Expert: Curious behaviour of insects during courtship and mating
To persuade females to mate, males of some species of insects bring them gifts; others put "chastity belts" on their mates, preventing copulation with other partners. Curious mating behaviour of insects allows them to quickly colonize new spaces.
Insects undoubtedly amaze in terms of the complexity of their breeding behaviours as well as sophisticated techniques, says Dr. Radomir Jaskuła from the Department of Invertebrate Zoology and Hydrobiology, University of Lodz.
Insects live all over the world, inhabiting very different habitats. The fact that there are about a million known species of insects is the result of sex selection, including mating behaviours that can be very complex.
For example, some species of damselflies, found also in Poland, are able to persuade their chosen ones to mate with them by very complex mating dances performed in flight.
Other insects bring gifts to gain the favour of their chosen ones. This behaviour is typical for scorpionflies. "They steal insects from spider`s nets. For a female it is a message that if a male is able to steal a victim from a spider`s web, it must have very good genes, because he not only stole it, he also did not get caught" - says the expert.
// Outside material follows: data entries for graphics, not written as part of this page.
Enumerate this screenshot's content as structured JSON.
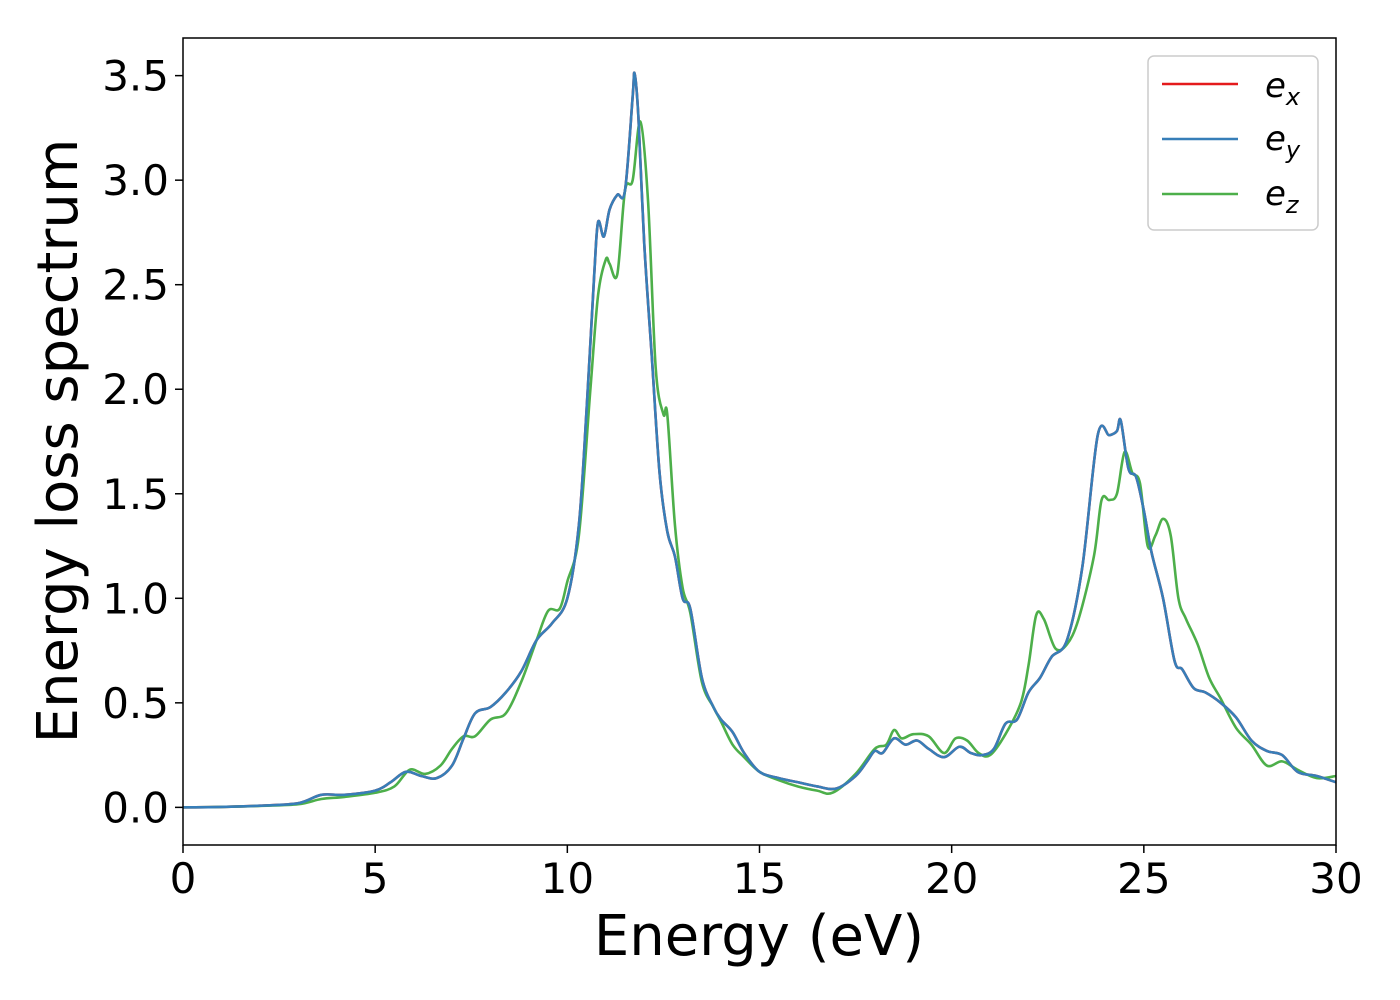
{
  "chart_data": {
    "type": "line",
    "title": "",
    "xlabel": "Energy (eV)",
    "ylabel": "Energy loss spectrum",
    "xlim": [
      0,
      30
    ],
    "ylim": [
      -0.18,
      3.68
    ],
    "xticks": [
      0,
      5,
      10,
      15,
      20,
      25,
      30
    ],
    "yticks": [
      0.0,
      0.5,
      1.0,
      1.5,
      2.0,
      2.5,
      3.0,
      3.5
    ],
    "xtick_labels": [
      "0",
      "5",
      "10",
      "15",
      "20",
      "25",
      "30"
    ],
    "ytick_labels": [
      "0.0",
      "0.5",
      "1.0",
      "1.5",
      "2.0",
      "2.5",
      "3.0",
      "3.5"
    ],
    "grid": false,
    "legend": {
      "placement": "top-right",
      "entries": [
        {
          "symbol": "e",
          "subscript": "x",
          "color": "#e41a1c"
        },
        {
          "symbol": "e",
          "subscript": "y",
          "color": "#377eb8"
        },
        {
          "symbol": "e",
          "subscript": "z",
          "color": "#4daf4a"
        }
      ]
    },
    "series": [
      {
        "name": "e_x",
        "color": "#e41a1c",
        "x": [
          0,
          1,
          2,
          3,
          3.6,
          4.2,
          5,
          5.4,
          5.8,
          6.2,
          6.6,
          7,
          7.3,
          7.6,
          8,
          8.4,
          8.8,
          9.2,
          9.6,
          10,
          10.3,
          10.5,
          10.7,
          10.8,
          10.95,
          11.1,
          11.3,
          11.5,
          11.7,
          11.75,
          11.85,
          12,
          12.2,
          12.4,
          12.6,
          12.8,
          13,
          13.2,
          13.5,
          13.8,
          14,
          14.3,
          14.6,
          15,
          15.5,
          16,
          16.5,
          17,
          17.5,
          17.8,
          18,
          18.2,
          18.5,
          18.8,
          19.1,
          19.4,
          19.8,
          20.2,
          20.5,
          20.8,
          21.1,
          21.4,
          21.7,
          22,
          22.3,
          22.6,
          23,
          23.4,
          23.8,
          24.1,
          24.3,
          24.4,
          24.6,
          24.8,
          25,
          25.2,
          25.5,
          25.8,
          26,
          26.3,
          26.6,
          27,
          27.4,
          27.8,
          28.2,
          28.6,
          29,
          29.5,
          30
        ],
        "values": [
          0.0,
          0.002,
          0.008,
          0.02,
          0.06,
          0.06,
          0.08,
          0.12,
          0.17,
          0.15,
          0.14,
          0.2,
          0.33,
          0.45,
          0.48,
          0.55,
          0.65,
          0.8,
          0.88,
          1.0,
          1.35,
          1.9,
          2.55,
          2.8,
          2.73,
          2.86,
          2.93,
          2.95,
          3.4,
          3.51,
          3.3,
          2.7,
          2.15,
          1.6,
          1.32,
          1.2,
          1.0,
          0.95,
          0.62,
          0.48,
          0.42,
          0.36,
          0.26,
          0.17,
          0.14,
          0.12,
          0.1,
          0.09,
          0.15,
          0.22,
          0.27,
          0.26,
          0.33,
          0.3,
          0.32,
          0.28,
          0.24,
          0.29,
          0.26,
          0.25,
          0.28,
          0.4,
          0.42,
          0.55,
          0.62,
          0.72,
          0.8,
          1.15,
          1.78,
          1.78,
          1.8,
          1.85,
          1.62,
          1.58,
          1.42,
          1.22,
          1.0,
          0.7,
          0.66,
          0.57,
          0.55,
          0.5,
          0.43,
          0.32,
          0.27,
          0.25,
          0.17,
          0.15,
          0.12
        ]
      },
      {
        "name": "e_y",
        "color": "#377eb8",
        "x": [
          0,
          1,
          2,
          3,
          3.6,
          4.2,
          5,
          5.4,
          5.8,
          6.2,
          6.6,
          7,
          7.3,
          7.6,
          8,
          8.4,
          8.8,
          9.2,
          9.6,
          10,
          10.3,
          10.5,
          10.7,
          10.8,
          10.95,
          11.1,
          11.3,
          11.5,
          11.7,
          11.75,
          11.85,
          12,
          12.2,
          12.4,
          12.6,
          12.8,
          13,
          13.2,
          13.5,
          13.8,
          14,
          14.3,
          14.6,
          15,
          15.5,
          16,
          16.5,
          17,
          17.5,
          17.8,
          18,
          18.2,
          18.5,
          18.8,
          19.1,
          19.4,
          19.8,
          20.2,
          20.5,
          20.8,
          21.1,
          21.4,
          21.7,
          22,
          22.3,
          22.6,
          23,
          23.4,
          23.8,
          24.1,
          24.3,
          24.4,
          24.6,
          24.8,
          25,
          25.2,
          25.5,
          25.8,
          26,
          26.3,
          26.6,
          27,
          27.4,
          27.8,
          28.2,
          28.6,
          29,
          29.5,
          30
        ],
        "values": [
          0.0,
          0.002,
          0.008,
          0.02,
          0.06,
          0.06,
          0.08,
          0.12,
          0.17,
          0.15,
          0.14,
          0.2,
          0.33,
          0.45,
          0.48,
          0.55,
          0.65,
          0.8,
          0.88,
          1.0,
          1.35,
          1.9,
          2.55,
          2.8,
          2.73,
          2.86,
          2.93,
          2.95,
          3.4,
          3.51,
          3.3,
          2.7,
          2.15,
          1.6,
          1.32,
          1.2,
          1.0,
          0.95,
          0.62,
          0.48,
          0.42,
          0.36,
          0.26,
          0.17,
          0.14,
          0.12,
          0.1,
          0.09,
          0.15,
          0.22,
          0.27,
          0.26,
          0.33,
          0.3,
          0.32,
          0.28,
          0.24,
          0.29,
          0.26,
          0.25,
          0.28,
          0.4,
          0.42,
          0.55,
          0.62,
          0.72,
          0.8,
          1.15,
          1.78,
          1.78,
          1.8,
          1.85,
          1.62,
          1.58,
          1.42,
          1.22,
          1.0,
          0.7,
          0.66,
          0.57,
          0.55,
          0.5,
          0.43,
          0.32,
          0.27,
          0.25,
          0.17,
          0.15,
          0.12
        ]
      },
      {
        "name": "e_z",
        "color": "#4daf4a",
        "x": [
          0,
          1,
          2,
          3,
          3.6,
          4.2,
          5,
          5.5,
          5.9,
          6.3,
          6.7,
          7,
          7.3,
          7.6,
          8,
          8.4,
          8.8,
          9.2,
          9.5,
          9.8,
          10,
          10.3,
          10.6,
          10.8,
          11,
          11.1,
          11.3,
          11.5,
          11.7,
          11.9,
          12.1,
          12.3,
          12.5,
          12.6,
          12.8,
          13,
          13.2,
          13.5,
          13.8,
          14,
          14.3,
          14.6,
          15,
          15.5,
          16,
          16.5,
          16.9,
          17.5,
          18,
          18.3,
          18.5,
          18.7,
          19,
          19.4,
          19.8,
          20.1,
          20.4,
          20.7,
          21,
          21.4,
          21.8,
          22,
          22.2,
          22.4,
          22.7,
          23,
          23.3,
          23.7,
          23.9,
          24.1,
          24.3,
          24.5,
          24.7,
          24.9,
          25.1,
          25.3,
          25.5,
          25.7,
          25.9,
          26.1,
          26.4,
          26.7,
          27,
          27.4,
          27.8,
          28.2,
          28.6,
          29,
          29.5,
          30
        ],
        "values": [
          0.0,
          0.002,
          0.007,
          0.015,
          0.04,
          0.05,
          0.07,
          0.1,
          0.18,
          0.16,
          0.2,
          0.28,
          0.34,
          0.34,
          0.42,
          0.45,
          0.6,
          0.8,
          0.94,
          0.95,
          1.08,
          1.3,
          2.0,
          2.45,
          2.62,
          2.6,
          2.55,
          2.95,
          3.0,
          3.28,
          2.9,
          2.1,
          1.88,
          1.88,
          1.35,
          1.05,
          0.93,
          0.6,
          0.48,
          0.41,
          0.3,
          0.24,
          0.17,
          0.13,
          0.1,
          0.08,
          0.07,
          0.16,
          0.28,
          0.3,
          0.37,
          0.33,
          0.35,
          0.34,
          0.26,
          0.33,
          0.32,
          0.26,
          0.25,
          0.35,
          0.5,
          0.68,
          0.92,
          0.9,
          0.76,
          0.78,
          0.9,
          1.2,
          1.47,
          1.47,
          1.5,
          1.7,
          1.6,
          1.55,
          1.25,
          1.3,
          1.38,
          1.3,
          1.0,
          0.9,
          0.78,
          0.62,
          0.52,
          0.38,
          0.3,
          0.2,
          0.22,
          0.18,
          0.14,
          0.15
        ]
      }
    ]
  }
}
In the case of some orthopterans, males put something that can be compared to "chastity belts" on females after mating. "It is a special protein secretion that hardens in contact with air. Thus, it prevents copulation with another male" - adds Dr. Jaskuła.
In turn, some species of moths, including those found in Poland, leave physical "obstacles" in the form of chitinic spines in addition to semen in the reproductive tracts of females. For another male, copulation attempt with such a female can end in a lot of pain.
In some cases, mating may involve high risk for the male. This is especially true for some species of mantis - after mating, the male can be simply eaten by the female. "It is a deep evolutionary conditioning. By becoming the first meal of the female, the male provides her with energy for the eggs. This is a good start for his offspring" - explains the biologist.
Sometimes insects "lose their heads" during mating and try to copulate with flowers that remind them of females. "There are a number of species of Hymenoptera that are so stunned by the compounds secreted by orchids and so convinced that it is a female, that they try to mate with flowers of these plants" - says Dr. Jaskuła.
Sometimes the concentration of pheromones in the air causes males to try to mate with other males, which can be perceived as a kind of homosexual behaviour among insects. Such homosexual behaviour has been observed in over 60 percent of the tested insects - from the fruit flies to butterflies, the scientist says.
In the case of some species of insects, males are unnecessary or unknown at all, and the females reproduce parthenogenetically, without needing to mate with males. Such groups include stick insects, as well as most species of aphids. In these cases there is no mating and copulation, and the young are faithful copies of their mothers.
According to the scientist, another interesting fact is that in the case of aphids the female that "gives birth to her daughter" is often also a grandmother, because her daughter already has another generation developing in her body.
"Such adaptations allow insects to quickly colonize new spaces and new habitats, thus increasing the range of their occurrence" - concludes Dr. Radomir Jaskuła.